The Pixel C tablet has had a tough life. Under its code name of "Ryu," the Pixel C started life in the Chrome OS open source repository, seemingly indicating that at one point it was meant to run Chrome OS. Google was experimenting with a touchscreen interface for Chrome OS to the point that an on-screen keyboard (which is mostly useless on a laptop) shipped in the stable version. A finished version of an "all-touch" Chrome OS never materialized, though, and we ended up with a Pixel C running regular Android 6.0 Marshmallow.
The result was a "productivity" device that couldn't multitask. You could type like a champ with the Pixel C's keyboard, but the one-app-at-a-time nature of Android made things like referencing information while typing pretty much impossible.
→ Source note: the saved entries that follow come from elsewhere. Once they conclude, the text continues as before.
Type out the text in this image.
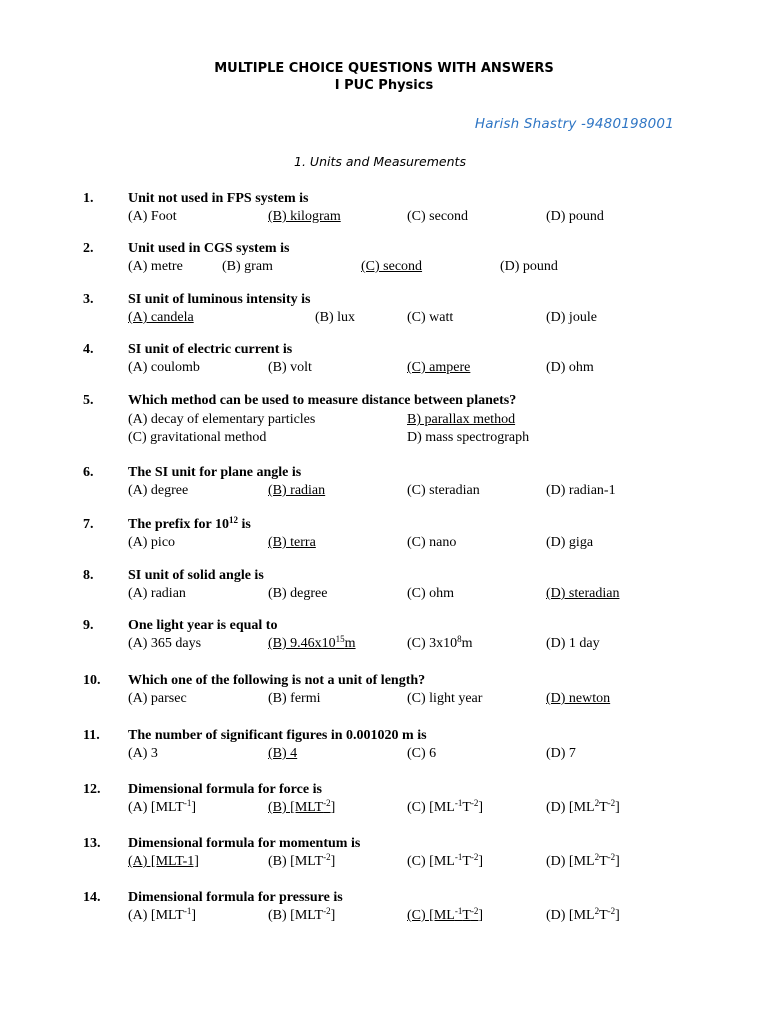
MULTIPLE CHOICE QUESTIONS WITH ANSWERS
I PUC Physics
Harish Shastry -9480198001
1. Units and Measurements
1. Unit not used in FPS system is
(A) Foot	(B) kilogram	(C) second	(D) pound
2. Unit used in CGS system is
(A) metre	(B) gram	(C) second	(D) pound
3. SI unit of luminous intensity is
(A) candela	(B) lux	(C) watt	(D) joule
4. SI unit of electric current is
(A) coulomb	(B) volt	(C) ampere	(D) ohm
5. Which method can be used to measure distance between planets?
(A) decay of elementary particles	B) parallax method
(C) gravitational method	D) mass spectrograph
6. The SI unit for plane angle is
(A) degree	(B) radian	(C) steradian	(D) radian-1
7. The prefix for $10^{12}$ is
(A) pico	(B) terra	(C) nano	(D) giga
8. SI unit of solid angle is
(A) radian	(B) degree	(C) ohm	(D) steradian
9. One light year is equal to
(A) 365 days	(B) $9.46x10^{15}m$	(C) $3x10^8m$	(D) 1 day
10. Which one of the following is not a unit of length?
(A) parsec	(B) fermi	(C) light year	(D) newton
11. The number of significant figures in 0.001020 m is
(A) 3	(B) 4	(C) 6	(D) 7
12. Dimensional formula for force is
(A) $[MLT^{-1}]$	(B) $[MLT^{-2}]$	(C) $[ML^{-1}T^{-2}]$	(D) $[ML^2T^{-2}]$
13. Dimensional formula for momentum is
(A) [MLT-1]	(B) $[MLT^{-2}]$	(C) $[ML^{-1}T^{-2}]$	(D) $[ML^2T^{-2}]$
14. Dimensional formula for pressure is
(A) $[MLT^{-1}]$	(B) $[MLT^{-2}]$	(C) $[ML^{-1}T^{-2}]$	(D) $[ML^2T^{-2}]$
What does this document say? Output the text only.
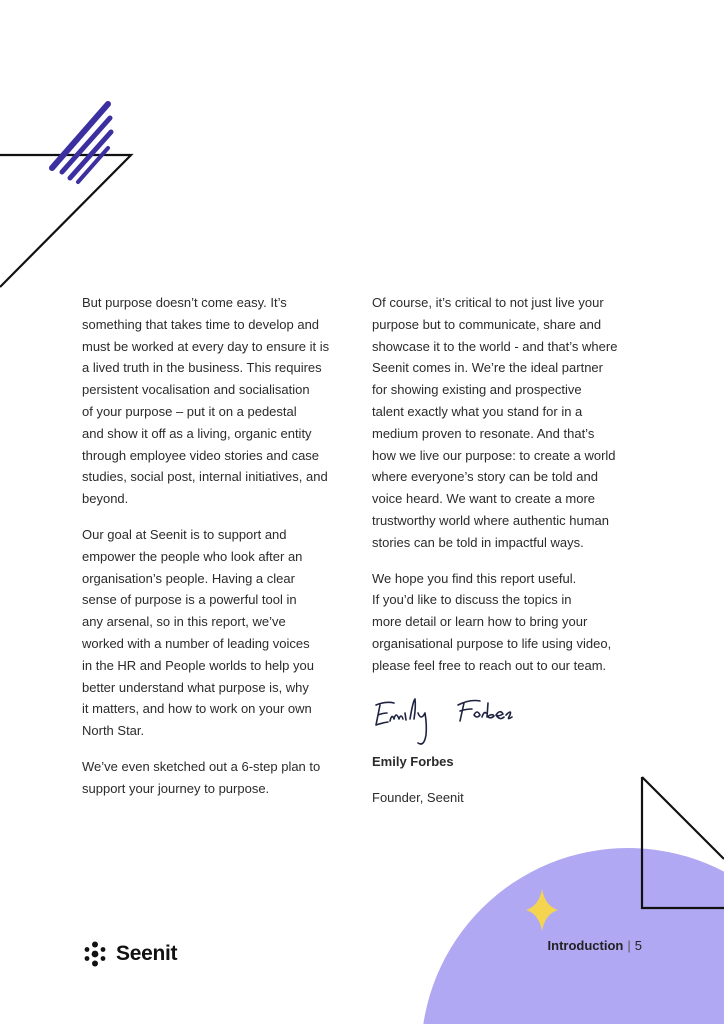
But purpose doesn’t come easy. It’s
something that takes time to develop and
must be worked at every day to ensure it is
a lived truth in the business. This requires
persistent vocalisation and socialisation
of your purpose – put it on a pedestal
and show it off as a living, organic entity
through employee video stories and case
studies, social post, internal initiatives, and
beyond.

Our goal at Seenit is to support and
empower the people who look after an
organisation’s people. Having a clear
sense of purpose is a powerful tool in
any arsenal, so in this report, we’ve
worked with a number of leading voices
in the HR and People worlds to help you
better understand what purpose is, why
it matters, and how to work on your own
North Star.

We’ve even sketched out a 6-step plan to
support your journey to purpose.

Of course, it’s critical to not just live your
purpose but to communicate, share and
showcase it to the world - and that’s where
Seenit comes in. We’re the ideal partner
for showing existing and prospective
talent exactly what you stand for in a
medium proven to resonate. And that’s
how we live our purpose: to create a world
where everyone’s story can be told and
voice heard. We want to create a more
trustworthy world where authentic human
stories can be told in impactful ways.

We hope you find this report useful.
If you’d like to discuss the topics in
more detail or learn how to bring your
organisational purpose to life using video,
please feel free to reach out to our team.

Emily Forbes

Founder, Seenit

Seenit	Introduction | 5
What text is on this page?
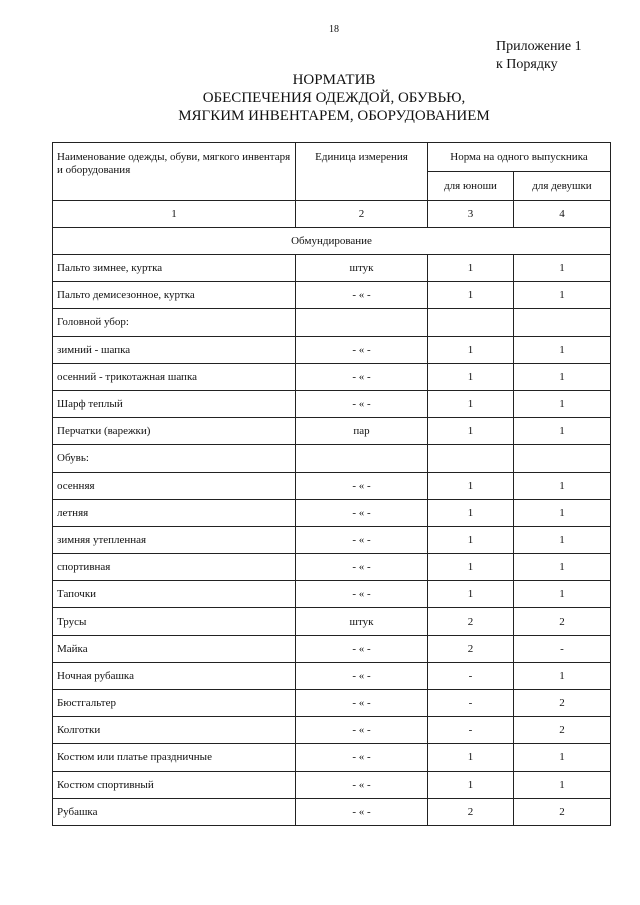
18
Приложение 1
к Порядку
НОРМАТИВ
ОБЕСПЕЧЕНИЯ ОДЕЖДОЙ, ОБУВЬЮ,
МЯГКИМ ИНВЕНТАРЕМ, ОБОРУДОВАНИЕМ
Наименование одежды, обуви, мягкого инвентаря и оборудования	Единица измерения	Норма на одного выпускника	
		для юноши	для девушки
1	2	3	4
Обмундирование			
Пальто зимнее, куртка	штук	1	1
Пальто демисезонное, куртка	- « -	1	1
Головной убор:			
зимний - шапка	- « -	1	1
осенний - трикотажная шапка	- « -	1	1
Шарф теплый	- « -	1	1
Перчатки (варежки)	пар	1	1
Обувь:			
осенняя	- « -	1	1
летняя	- « -	1	1
зимняя утепленная	- « -	1	1
спортивная	- « -	1	1
Тапочки	- « -	1	1
Трусы	штук	2	2
Майка	- « -	2	-
Ночная рубашка	- « -	-	1
Бюстгальтер	- « -	-	2
Колготки	- « -	-	2
Костюм или платье праздничные	- « -	1	1
Костюм спортивный	- « -	1	1
Рубашка	- « -	2	2
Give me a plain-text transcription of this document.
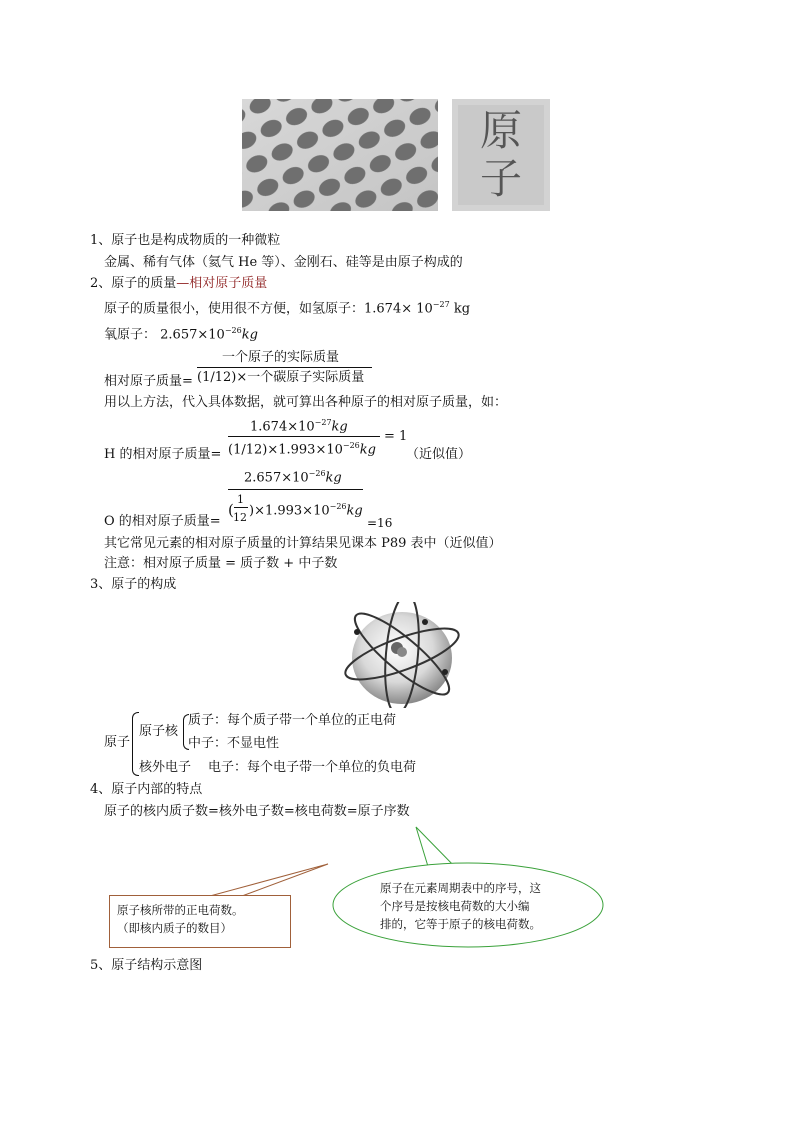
原子
1、原子也是构成物质的一种微粒
金属、稀有气体（氦气 He 等）、金刚石、硅等是由原子构成的
2、原子的质量—相对原子质量
原子的质量很小，使用很不方便，如氢原子：$1.674\times 10^{-27}$ kg
氧原子： $2.657\times 10^{-26}kg$
相对原子质量=
一个原子的实际质量
(1/12)×一个碳原子实际质量
用以上方法，代入具体数据，就可算出各种原子的相对原子质量，如：
H 的相对原子质量=
$1.674\times 10^{-27}kg$
$(1/12)\times 1.993\times 10^{-26}kg$
= 1
（近似值）
O 的相对原子质量=
$2.657\times 10^{-26}kg$
(
1
12 )$\times 1.993\times 10^{-26}kg$
=16
其它常见元素的相对原子质量的计算结果见课本 P89 表中（近似值）
注意：相对原子质量 = 质子数 + 中子数
3、原子的构成
原子
原子核
质子：每个质子带一个单位的正电荷
中子：不显电性
核外电子 电子：每个电子带一个单位的负电荷
4、原子内部的特点
原子的核内质子数=核外电子数=核电荷数=原子序数
原子核所带的正电荷数。
（即核内质子的数目）
原子在元素周期表中的序号，这
个序号是按核电荷数的大小编
排的，它等于原子的核电荷数。
5、原子结构示意图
The Pixel C was all the more disappointing because we knew a split screen mode was coming—a "highly experimental" version of the feature debuted in Marshmallow's developer preview.
Split screen wasn't ready for the Pixel C's launch, though, which just fueled the feeling that the C was a half-baked device with software that wasn't ready for the hardware it was running on. There were other bad signs, too—the tablet had a whopping four microphones on top, which seemed to indicate it was built for some kind of killer voice recognition system, but it didn't even support always-on Google voice commands at launch.